Fig. 3. scATAC-seq identifies distinct sub-types of endodermal cells.

a Violin plots showing specific patterns of accessible genes that mark each endodermal sub-type. Two examples are given for each endodermal sub-type, with gene-level accessibility scores indicated for all other cell types. b UMAP of all cells colored by accessibility of the BLUEJAY gene, which marks endodermal type 3; corresponding violin plot for this gene in lower left panel in a. c Boxplot showing an increase in median developmental progression of each endodermal sub-type, as determined by average transcriptional complexity in the nearest 25 scRNA neighbors of each scATAC cell in the co-embedded representation from Fig. 2a; right inset shows UMAP of endodermal cells with each cell colored by the average developmental progression of its scRNA neighbors, mirroring the gradual increase seen in left panel. Boxplots are generated using values from individual endodermis cells (early n = 489 cells, mid n = 141 cells, late n = 225 cells); whiskers represent 1.5 times the interquartile range of the data, the box represents the interquartile range, and the horizontal line in the box represents the median. d Boxplot showing an increase in median levels of endoreduplication across endodermal sub-types, ascertained as in c, but instead using a gene expression signature of endoreduplication; right inset shows UMAP of endodermal cells with each cell colored by the average endoreduplication score of its scRNA neighbors, with highest levels seen in endodermal sub-types 2 and 3 (number of cells, n, identical to previous panel).

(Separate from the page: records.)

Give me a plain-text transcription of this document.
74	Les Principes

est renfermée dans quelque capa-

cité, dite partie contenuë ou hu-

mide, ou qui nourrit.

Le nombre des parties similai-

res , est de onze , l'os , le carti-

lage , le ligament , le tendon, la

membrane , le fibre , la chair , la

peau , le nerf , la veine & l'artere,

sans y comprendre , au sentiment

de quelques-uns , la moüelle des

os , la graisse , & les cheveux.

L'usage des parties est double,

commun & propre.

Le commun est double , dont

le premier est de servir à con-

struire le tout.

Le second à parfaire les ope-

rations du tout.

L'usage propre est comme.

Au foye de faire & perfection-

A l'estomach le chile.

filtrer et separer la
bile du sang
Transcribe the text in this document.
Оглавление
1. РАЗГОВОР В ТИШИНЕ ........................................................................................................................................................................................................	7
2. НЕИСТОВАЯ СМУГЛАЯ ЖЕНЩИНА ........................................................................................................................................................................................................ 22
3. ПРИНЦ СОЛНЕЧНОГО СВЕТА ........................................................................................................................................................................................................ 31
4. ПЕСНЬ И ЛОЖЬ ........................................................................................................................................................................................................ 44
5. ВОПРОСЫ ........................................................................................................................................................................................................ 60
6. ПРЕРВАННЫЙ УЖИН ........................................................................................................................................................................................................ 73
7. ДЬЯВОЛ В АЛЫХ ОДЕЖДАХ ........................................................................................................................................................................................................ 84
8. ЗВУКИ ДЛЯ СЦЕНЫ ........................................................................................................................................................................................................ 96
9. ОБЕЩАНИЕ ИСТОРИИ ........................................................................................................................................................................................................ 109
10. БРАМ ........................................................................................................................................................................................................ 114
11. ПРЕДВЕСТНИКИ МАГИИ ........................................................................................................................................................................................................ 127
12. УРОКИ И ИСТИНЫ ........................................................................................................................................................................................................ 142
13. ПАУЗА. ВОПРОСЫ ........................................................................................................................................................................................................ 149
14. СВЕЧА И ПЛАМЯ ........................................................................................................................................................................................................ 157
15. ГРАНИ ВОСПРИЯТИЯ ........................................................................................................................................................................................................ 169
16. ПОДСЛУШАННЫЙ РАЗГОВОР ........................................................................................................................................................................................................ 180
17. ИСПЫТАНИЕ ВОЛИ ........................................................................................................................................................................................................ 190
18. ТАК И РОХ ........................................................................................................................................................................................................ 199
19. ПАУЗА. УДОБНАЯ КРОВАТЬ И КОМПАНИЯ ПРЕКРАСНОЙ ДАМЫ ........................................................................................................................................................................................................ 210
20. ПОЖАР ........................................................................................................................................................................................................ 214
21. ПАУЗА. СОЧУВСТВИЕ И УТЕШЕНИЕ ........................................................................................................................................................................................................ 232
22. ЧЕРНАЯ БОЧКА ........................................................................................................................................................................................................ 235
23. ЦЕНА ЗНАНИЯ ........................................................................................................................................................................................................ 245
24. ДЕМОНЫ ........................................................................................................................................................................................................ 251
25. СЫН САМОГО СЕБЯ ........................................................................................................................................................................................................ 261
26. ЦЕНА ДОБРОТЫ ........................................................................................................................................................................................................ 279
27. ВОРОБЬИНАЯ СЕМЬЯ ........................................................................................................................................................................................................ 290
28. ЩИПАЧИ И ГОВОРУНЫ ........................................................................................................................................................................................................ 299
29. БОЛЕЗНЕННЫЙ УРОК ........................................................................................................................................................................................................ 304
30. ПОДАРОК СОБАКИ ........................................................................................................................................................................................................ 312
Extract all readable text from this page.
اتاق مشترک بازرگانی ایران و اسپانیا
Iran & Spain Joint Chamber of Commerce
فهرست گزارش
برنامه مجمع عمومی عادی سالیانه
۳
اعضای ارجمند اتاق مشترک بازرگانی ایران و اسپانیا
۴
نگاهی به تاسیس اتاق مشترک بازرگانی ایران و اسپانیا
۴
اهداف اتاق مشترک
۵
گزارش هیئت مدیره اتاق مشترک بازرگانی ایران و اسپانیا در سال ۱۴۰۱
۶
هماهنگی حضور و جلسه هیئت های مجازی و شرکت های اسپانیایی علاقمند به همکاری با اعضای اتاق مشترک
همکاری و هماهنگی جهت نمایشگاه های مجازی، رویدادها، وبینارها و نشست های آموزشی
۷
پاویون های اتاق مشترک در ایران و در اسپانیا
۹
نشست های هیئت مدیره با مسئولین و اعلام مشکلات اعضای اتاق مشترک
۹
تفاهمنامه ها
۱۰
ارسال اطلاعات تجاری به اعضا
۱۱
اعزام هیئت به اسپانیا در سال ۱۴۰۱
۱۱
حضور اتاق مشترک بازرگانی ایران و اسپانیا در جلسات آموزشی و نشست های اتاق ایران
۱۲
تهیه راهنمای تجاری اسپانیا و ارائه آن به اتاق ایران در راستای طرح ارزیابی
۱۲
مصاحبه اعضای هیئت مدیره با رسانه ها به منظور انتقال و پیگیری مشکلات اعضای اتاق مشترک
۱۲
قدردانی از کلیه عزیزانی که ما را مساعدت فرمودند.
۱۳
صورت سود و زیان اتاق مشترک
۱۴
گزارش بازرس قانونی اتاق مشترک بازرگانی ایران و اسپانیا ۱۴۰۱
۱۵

Fig. 4. Prediction of candidate regulatory transcription factors from integrated scATAC and scRNA data.

a Dotplot heatmap showing predicted expression of all WRKY family transcription factors across all cells. The color of each dot indicates the magnitude of predicted expression of each gene and the size of each dot represents the fraction of cells in each cell type showing expression at that gene; genes (rows) are ordered by the specificity of their epidermis expression. b UMAP plot of cells derived from scATAC experiment, but colored by predicted expression of an epidermis-specific WRKY transcription factor, TTG2. c Pseudo-bulked accessibility tracks of epidermis peaks whose accessibility showed a significant association with predicted TTG2 expression. Cells with higher TTG2 expression are shown in lighter shades. All panels show examples of significant (q < 0.05) positive associations of TTG2 expression with peak accessibility, with exception of the lower right panel. The presence or absence of a WRKY binding motif is indicated below each peak. d Barplot showing fraction of WRKY binding motifs in peaks of the epidermis, cortex, and pre-cursor type that showed significant association with TTG2 expression. Peaks whose accessibility showed positive associations with expression are labeled as “opening”; those with negative associations are labeled as “closing”.